I think it must be really bloody stressful for the builder as he wont have any money coming in while he is waiting to do your job and he may well have people on the payroll. So i can really understand his frustrations.

BUT its not your fault and you have to wait for the permissions to be in place. So there really isn't any mileage in putting you under pressure and I wouldn't dream of doing that myself, i'd suck it up i suppose and swear and rant in private.

The most competitive quote isn't always the best though, i would be wary of extras that occur if he has priced too low.

Id maybe get some other quotes if you can

OnePlanOnHouzz Sat 16-May-15 06:58:27

He should give you paperwork - and he must give you in writing your rights to cancel and how you cancel. You have 14 days from date of issue of this to cancel . If he starts within this time then he needs you to sign that you will pay for any work done within this period if you still decide to cancel . This is an EU directive that came in in 2013 to protect clients from arranging work without truly thinking about it . It apples to anyone buying a product or service from anyone else in their home of place of work wether in person or internet based.

Hope that helps !

TheoriginalLEM Sat 16-May-15 08:25:42

So what protects the builder when the client changes their mind? (I KNOW this isn't THE CASE with the OP)

OnePlanOnHouzz Sat 16-May-15 19:41:54

Sorry for delay - Only just logged on again... In answer - Well I must admit I tend to book my work up 2-3weeks ahead - but that said, I get the odd client who wants to change . I think most people realise that builders and people like me are business people and that we too have schedules to try and keep to.
I think it makes people aware . And if you start the project sooner the client needs to sign that they will pay for work covered within that timescale if the then decide to terminate the agreement .so that covers the contractor too.

MyFirstName Sat 16-May-15 22:41:25

If he makes you feel anxious before you have even started I would walk away if you can tbh (sorry). Having worked with a builder who was all about him and his schedule and his cash-flow problems and continually finding extra stuff we "needed" to do - but could not give me a definitive price for anything, never had the paperwork ready (apart from 2 weekly invoices without fail), schedule set (unless it suited him)....and then ended up costing us wayyyyy too much...<shudder>

Next builder. Lovely. Flexible, understanding, able to price things on the hoof which comes to a fairly similar fixed price quote, gets paper work to you (OK may require one reminder due to being busy).

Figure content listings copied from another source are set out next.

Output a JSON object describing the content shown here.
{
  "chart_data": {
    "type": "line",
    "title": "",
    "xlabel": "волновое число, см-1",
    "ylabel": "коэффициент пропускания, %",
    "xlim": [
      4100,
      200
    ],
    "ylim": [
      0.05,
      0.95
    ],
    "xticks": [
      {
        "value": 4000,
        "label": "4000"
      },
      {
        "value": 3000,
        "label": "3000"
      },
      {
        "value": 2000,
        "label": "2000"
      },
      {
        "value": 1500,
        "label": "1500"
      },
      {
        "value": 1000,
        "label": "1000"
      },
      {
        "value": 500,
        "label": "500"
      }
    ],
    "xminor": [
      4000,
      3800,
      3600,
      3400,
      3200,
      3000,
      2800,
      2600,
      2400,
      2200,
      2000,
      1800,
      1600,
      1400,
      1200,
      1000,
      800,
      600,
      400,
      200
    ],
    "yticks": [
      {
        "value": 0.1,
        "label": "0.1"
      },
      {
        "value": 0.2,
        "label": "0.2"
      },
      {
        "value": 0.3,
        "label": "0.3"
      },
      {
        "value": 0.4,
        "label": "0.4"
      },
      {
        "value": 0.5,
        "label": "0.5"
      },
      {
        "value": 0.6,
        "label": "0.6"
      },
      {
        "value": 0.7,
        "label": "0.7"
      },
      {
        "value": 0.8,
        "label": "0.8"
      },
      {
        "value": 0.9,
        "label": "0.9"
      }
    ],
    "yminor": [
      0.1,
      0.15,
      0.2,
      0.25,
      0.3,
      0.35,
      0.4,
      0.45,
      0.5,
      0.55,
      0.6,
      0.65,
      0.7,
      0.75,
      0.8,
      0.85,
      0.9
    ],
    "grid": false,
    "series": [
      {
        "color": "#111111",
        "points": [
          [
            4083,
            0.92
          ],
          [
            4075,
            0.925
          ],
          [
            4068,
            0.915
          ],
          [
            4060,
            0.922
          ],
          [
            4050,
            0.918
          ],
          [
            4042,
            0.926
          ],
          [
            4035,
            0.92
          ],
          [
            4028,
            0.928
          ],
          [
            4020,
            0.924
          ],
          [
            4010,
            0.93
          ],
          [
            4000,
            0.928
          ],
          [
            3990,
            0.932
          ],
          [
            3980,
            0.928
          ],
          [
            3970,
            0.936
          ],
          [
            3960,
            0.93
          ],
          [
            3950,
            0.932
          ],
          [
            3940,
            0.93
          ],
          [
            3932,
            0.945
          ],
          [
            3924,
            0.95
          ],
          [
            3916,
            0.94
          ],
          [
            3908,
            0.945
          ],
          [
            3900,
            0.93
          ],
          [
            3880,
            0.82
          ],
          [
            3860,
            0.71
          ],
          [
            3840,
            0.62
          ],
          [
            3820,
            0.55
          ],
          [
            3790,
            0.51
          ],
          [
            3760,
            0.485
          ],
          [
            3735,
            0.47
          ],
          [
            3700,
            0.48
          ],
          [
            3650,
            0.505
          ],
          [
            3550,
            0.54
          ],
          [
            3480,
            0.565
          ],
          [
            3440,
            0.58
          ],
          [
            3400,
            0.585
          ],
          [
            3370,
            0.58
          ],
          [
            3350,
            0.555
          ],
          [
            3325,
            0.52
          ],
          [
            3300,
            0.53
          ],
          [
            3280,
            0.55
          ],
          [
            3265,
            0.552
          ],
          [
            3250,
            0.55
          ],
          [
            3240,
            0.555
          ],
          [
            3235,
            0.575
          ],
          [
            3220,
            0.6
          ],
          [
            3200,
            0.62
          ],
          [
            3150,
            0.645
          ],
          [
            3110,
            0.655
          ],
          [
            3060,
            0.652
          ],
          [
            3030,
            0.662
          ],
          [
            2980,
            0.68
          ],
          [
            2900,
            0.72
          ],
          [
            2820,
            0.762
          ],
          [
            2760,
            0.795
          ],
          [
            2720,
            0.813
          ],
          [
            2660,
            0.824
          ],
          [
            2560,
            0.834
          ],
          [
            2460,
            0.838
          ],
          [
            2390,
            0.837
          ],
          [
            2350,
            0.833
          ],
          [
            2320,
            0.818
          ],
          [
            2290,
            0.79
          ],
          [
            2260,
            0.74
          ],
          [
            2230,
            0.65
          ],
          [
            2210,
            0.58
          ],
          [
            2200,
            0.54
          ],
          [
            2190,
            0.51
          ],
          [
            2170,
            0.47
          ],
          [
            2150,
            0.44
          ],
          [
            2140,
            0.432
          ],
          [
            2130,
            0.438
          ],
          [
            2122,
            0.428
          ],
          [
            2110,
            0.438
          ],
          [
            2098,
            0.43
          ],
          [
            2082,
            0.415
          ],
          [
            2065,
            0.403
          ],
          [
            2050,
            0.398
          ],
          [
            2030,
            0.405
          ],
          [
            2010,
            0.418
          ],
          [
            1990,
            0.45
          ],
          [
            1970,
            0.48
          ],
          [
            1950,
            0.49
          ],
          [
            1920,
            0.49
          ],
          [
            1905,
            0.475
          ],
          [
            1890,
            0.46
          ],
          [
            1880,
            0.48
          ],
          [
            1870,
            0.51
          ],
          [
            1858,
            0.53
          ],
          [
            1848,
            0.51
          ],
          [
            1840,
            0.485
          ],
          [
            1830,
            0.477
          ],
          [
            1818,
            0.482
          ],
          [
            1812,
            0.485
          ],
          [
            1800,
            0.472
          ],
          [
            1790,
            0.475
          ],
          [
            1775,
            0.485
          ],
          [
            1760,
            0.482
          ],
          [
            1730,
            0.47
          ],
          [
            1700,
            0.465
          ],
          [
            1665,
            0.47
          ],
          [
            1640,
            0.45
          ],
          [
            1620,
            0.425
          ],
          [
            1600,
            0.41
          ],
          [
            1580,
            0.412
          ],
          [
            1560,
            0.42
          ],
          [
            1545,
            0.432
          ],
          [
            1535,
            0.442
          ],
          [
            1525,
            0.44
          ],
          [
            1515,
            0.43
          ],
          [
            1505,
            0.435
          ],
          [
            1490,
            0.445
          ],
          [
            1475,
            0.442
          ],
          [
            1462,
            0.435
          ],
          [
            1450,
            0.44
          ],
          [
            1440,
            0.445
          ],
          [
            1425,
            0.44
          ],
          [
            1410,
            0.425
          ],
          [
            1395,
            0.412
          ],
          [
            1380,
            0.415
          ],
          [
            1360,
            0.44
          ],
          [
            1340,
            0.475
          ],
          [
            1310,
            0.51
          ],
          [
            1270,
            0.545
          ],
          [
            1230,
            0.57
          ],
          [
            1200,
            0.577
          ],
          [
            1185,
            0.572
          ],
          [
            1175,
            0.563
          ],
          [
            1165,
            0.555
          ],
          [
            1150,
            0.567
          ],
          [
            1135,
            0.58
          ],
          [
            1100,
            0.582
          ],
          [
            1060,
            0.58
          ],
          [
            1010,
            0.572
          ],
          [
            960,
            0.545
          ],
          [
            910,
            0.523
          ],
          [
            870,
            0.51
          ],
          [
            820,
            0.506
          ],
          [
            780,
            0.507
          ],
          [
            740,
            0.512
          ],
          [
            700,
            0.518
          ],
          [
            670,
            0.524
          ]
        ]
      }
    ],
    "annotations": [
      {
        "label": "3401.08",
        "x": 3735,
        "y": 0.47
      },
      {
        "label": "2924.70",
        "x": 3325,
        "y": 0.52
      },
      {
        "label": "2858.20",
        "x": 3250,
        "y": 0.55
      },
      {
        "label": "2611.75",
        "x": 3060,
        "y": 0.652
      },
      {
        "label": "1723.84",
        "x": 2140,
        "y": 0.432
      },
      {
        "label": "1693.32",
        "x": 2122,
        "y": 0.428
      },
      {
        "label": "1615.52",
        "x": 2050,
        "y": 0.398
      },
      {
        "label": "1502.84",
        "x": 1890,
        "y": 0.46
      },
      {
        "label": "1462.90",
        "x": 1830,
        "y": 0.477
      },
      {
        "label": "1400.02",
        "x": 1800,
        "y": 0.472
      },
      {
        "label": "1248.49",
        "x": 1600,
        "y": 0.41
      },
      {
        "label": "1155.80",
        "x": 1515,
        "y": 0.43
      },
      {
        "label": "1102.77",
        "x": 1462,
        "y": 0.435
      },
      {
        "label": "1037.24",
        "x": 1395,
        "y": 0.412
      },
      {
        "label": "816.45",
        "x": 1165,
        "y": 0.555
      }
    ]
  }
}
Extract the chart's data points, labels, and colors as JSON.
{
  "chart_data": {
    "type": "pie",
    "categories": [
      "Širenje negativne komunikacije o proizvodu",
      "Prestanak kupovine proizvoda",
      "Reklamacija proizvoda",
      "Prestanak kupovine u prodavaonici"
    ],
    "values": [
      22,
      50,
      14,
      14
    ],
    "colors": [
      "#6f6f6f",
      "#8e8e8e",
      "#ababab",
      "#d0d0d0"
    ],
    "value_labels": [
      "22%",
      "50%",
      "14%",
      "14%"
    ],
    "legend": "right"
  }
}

Audrey0989 Mon 18-May-15 12:21:54

Thanks everyone so much! I honestly am not convinced he has "nothing" else to do while "waiting for us" b/c whenever I call him, he sounds like he's busy. sigh. Interesting thing is when we offered to pay him to "hold" for a week or 2, he doesn't take up on it. I think he's an alright guy - just he's used to twisting people's arms?

Anyway, we're trying the "kill him with kindness" approach and just being excessively apologetic about the whole thing.. so far it's holding him off.

JugglingChaotically Mon 18-May-15 12:28:28

Audrey
If it starts this way I would run.
We had similar interactions with our builder - including the positive constructive suggestions and the start dates - he turned out to be a total disaster.

JugglingChaotically Mon 18-May-15 13:16:38

Audrey
Rereading this sounds very like our builder- we are still picking up the pieces and ££££. It has been truly awful.
If you like PM me his name and I'll tell of if the same one.